Motilal Oswal sees the company's lower-tier locations and operational efficiencies as its core strength, underpinning its growth.

"Focus on lower-tier locations with early mover advantage, better product profile at attractive price points and operational efficiencies appear to be working in the company’s favour, even as consumer spending remains weak," Motilal Oswal said in a report on March 4.

Value retailer

It has a strong presence in the cities of Uttar Pradesh, Bihar and West Bengal and faces a limited threat from large national players because its customer profile, product variety and price range is different.

"Average selling price (ASP) and bill size at large national players are almost double, which limits the risk of customer uptrading, particularly as V-Mart operates in lower-tier cities, where customers prefer brands that offer value products at a low price," Motilal Oswal said.

As agriculture belts are its largest consumer base, a good monsoon and healthy farm output, along with the government's focus on augmenting rural income and spending, will likely act as a catalyst for growth in FY21.

Growth to continue

Motilal Oswal says that the company has maintained tight working capital and a well-capitalised balance sheet. Over the last five years, it has funded store expansion through its internal accruals and thus remained well capitalised even in a bad market.

It has allowed the company to gain market share and further negotiate payments with its landlords and other vendors to contain costs. It plans to continue adding stores, at 20 percent annually, again funded via its internal accruals.

Motilal Oswal is factoring in a 6 percent SSSG (same-store sales growth) in FY21 and FY22 and 65-70 annual store additions by V-Mart to arrive at revenue and PAT CAGR estimate of 24 percent and 21 percent, respectively, over FY20-22.

The stock bounced back recently on the back of healthy earnings growth in 3QFY20.

The multi-brand retail chain, on February 5, reported a nearly 40 percent year-on-year jump in net profit at Rs 58.22 crore for the quarter ended on December 31, 2019.

After the results, brokerage firm Antique Stock Broking upgraded the stock to “buy” from a “hold” with a target price of Rs 2,692 and said the company's Q3 performance was better than its expectations, primarily on the profitability front.
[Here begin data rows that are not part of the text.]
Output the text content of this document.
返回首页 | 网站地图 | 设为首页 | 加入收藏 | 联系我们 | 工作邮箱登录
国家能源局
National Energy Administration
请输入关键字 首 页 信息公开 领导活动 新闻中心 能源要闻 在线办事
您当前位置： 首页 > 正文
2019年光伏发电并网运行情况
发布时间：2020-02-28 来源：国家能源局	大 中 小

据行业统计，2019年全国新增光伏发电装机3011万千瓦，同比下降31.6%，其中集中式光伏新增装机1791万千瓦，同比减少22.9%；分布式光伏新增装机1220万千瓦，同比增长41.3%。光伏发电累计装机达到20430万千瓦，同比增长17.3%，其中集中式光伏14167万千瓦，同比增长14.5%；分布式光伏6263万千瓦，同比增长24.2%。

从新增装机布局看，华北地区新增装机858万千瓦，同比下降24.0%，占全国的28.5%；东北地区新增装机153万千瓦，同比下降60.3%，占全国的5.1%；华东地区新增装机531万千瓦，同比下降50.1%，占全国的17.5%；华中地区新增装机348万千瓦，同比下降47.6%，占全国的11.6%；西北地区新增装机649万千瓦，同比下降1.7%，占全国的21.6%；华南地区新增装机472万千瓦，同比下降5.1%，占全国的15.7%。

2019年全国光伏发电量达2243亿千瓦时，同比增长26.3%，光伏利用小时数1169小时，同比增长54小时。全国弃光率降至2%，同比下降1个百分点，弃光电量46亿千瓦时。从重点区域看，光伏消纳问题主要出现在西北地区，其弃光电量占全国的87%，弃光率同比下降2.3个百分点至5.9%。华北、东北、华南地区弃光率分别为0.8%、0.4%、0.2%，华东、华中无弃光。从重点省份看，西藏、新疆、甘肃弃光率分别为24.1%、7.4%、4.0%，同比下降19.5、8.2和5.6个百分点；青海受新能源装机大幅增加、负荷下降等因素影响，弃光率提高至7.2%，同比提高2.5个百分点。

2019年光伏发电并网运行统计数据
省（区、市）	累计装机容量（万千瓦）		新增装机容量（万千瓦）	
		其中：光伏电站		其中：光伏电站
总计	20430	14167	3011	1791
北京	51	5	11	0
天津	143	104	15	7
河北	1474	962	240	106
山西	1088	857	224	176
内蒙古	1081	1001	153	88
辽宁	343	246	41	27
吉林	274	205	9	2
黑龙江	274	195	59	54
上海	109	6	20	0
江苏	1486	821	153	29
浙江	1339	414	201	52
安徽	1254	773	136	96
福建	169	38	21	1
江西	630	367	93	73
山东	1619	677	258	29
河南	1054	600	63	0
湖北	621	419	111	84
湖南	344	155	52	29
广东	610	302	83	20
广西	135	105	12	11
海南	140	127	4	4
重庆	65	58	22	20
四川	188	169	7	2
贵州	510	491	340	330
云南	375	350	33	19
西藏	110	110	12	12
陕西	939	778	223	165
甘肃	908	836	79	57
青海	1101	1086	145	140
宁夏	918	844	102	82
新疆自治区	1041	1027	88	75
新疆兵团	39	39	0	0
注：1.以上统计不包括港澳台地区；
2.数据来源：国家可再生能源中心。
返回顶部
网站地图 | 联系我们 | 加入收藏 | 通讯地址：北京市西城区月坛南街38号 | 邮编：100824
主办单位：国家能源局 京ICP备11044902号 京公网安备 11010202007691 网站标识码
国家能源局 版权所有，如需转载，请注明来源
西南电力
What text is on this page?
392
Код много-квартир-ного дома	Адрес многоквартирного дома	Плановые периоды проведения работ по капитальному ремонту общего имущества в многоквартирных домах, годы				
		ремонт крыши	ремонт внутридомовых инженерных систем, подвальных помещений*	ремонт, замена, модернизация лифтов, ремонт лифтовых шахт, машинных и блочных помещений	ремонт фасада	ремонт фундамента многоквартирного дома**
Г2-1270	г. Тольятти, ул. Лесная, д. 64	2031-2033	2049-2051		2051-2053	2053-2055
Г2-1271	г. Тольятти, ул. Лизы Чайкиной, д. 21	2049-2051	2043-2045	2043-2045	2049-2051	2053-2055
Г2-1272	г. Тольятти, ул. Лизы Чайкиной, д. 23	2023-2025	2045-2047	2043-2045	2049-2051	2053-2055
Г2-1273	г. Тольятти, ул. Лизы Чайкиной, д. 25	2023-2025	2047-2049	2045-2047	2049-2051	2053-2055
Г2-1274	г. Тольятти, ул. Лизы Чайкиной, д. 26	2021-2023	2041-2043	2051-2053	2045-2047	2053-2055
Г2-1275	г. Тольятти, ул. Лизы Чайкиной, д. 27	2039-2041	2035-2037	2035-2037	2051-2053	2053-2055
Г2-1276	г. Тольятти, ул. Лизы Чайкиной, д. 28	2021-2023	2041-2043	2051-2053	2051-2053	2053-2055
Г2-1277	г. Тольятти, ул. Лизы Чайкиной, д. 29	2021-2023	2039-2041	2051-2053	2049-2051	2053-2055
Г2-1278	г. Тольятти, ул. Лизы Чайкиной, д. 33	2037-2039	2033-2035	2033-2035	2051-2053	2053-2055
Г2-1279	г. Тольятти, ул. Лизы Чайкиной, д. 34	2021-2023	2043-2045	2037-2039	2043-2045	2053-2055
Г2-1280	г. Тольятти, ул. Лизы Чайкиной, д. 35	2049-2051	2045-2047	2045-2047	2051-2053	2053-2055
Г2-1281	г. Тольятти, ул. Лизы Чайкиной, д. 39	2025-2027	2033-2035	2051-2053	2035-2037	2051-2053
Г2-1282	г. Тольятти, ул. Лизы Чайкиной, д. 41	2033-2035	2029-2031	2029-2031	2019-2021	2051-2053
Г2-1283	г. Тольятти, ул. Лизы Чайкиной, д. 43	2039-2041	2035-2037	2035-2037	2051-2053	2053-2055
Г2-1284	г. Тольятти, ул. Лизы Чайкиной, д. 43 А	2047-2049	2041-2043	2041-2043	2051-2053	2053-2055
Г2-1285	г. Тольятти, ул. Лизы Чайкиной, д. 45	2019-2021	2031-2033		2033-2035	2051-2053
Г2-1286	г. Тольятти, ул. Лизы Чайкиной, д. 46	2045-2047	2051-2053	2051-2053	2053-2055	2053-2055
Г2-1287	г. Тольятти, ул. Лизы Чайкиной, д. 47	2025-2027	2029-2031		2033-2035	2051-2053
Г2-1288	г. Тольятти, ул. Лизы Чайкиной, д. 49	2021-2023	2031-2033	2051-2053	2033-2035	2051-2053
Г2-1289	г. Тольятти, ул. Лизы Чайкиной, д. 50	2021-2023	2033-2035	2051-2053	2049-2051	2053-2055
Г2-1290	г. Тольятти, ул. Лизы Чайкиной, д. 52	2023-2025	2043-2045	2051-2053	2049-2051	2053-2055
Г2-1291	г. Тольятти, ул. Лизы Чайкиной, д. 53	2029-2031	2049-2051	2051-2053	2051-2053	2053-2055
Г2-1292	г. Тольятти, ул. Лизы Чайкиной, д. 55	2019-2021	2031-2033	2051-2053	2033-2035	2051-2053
Antique had added that there was a probability of positive surprise in Q4FY20 due to a spillover of winter sales, wedding season and emergence of positive rural sentiment at the end of the quarter.

Another brokerage firm JM Financial, too, upgraded the stock to “buy” from “hold” after the Q3 results and said it was bullish on V-Mart’s aggressive expansion strategy backed by its low-cost business model and best-in-class execution capability.

The stock has corrected nearly 32 percent from its peak in August 2018 due to the deceleration of PAT growth (9 percent CAGR) over FY18-20.

"The improving prospects (PAT CAGR of nearly 23 percent over FY20-22E) will help garner better valuation. We assign 20 times EV/EBITDA on FY22E EBITDA of Rs 230 crore to arrive at a target price of Rs 2,700 with implied P/E of 28 times (closer to its five-year average, but at a nearly 30 percent discount to its three-year average)," said Motilal Oswal.

Disclaimer: The above report is compiled from information available on public platforms. Moneycontrol advises users to check with certified experts before taking any investment decisions.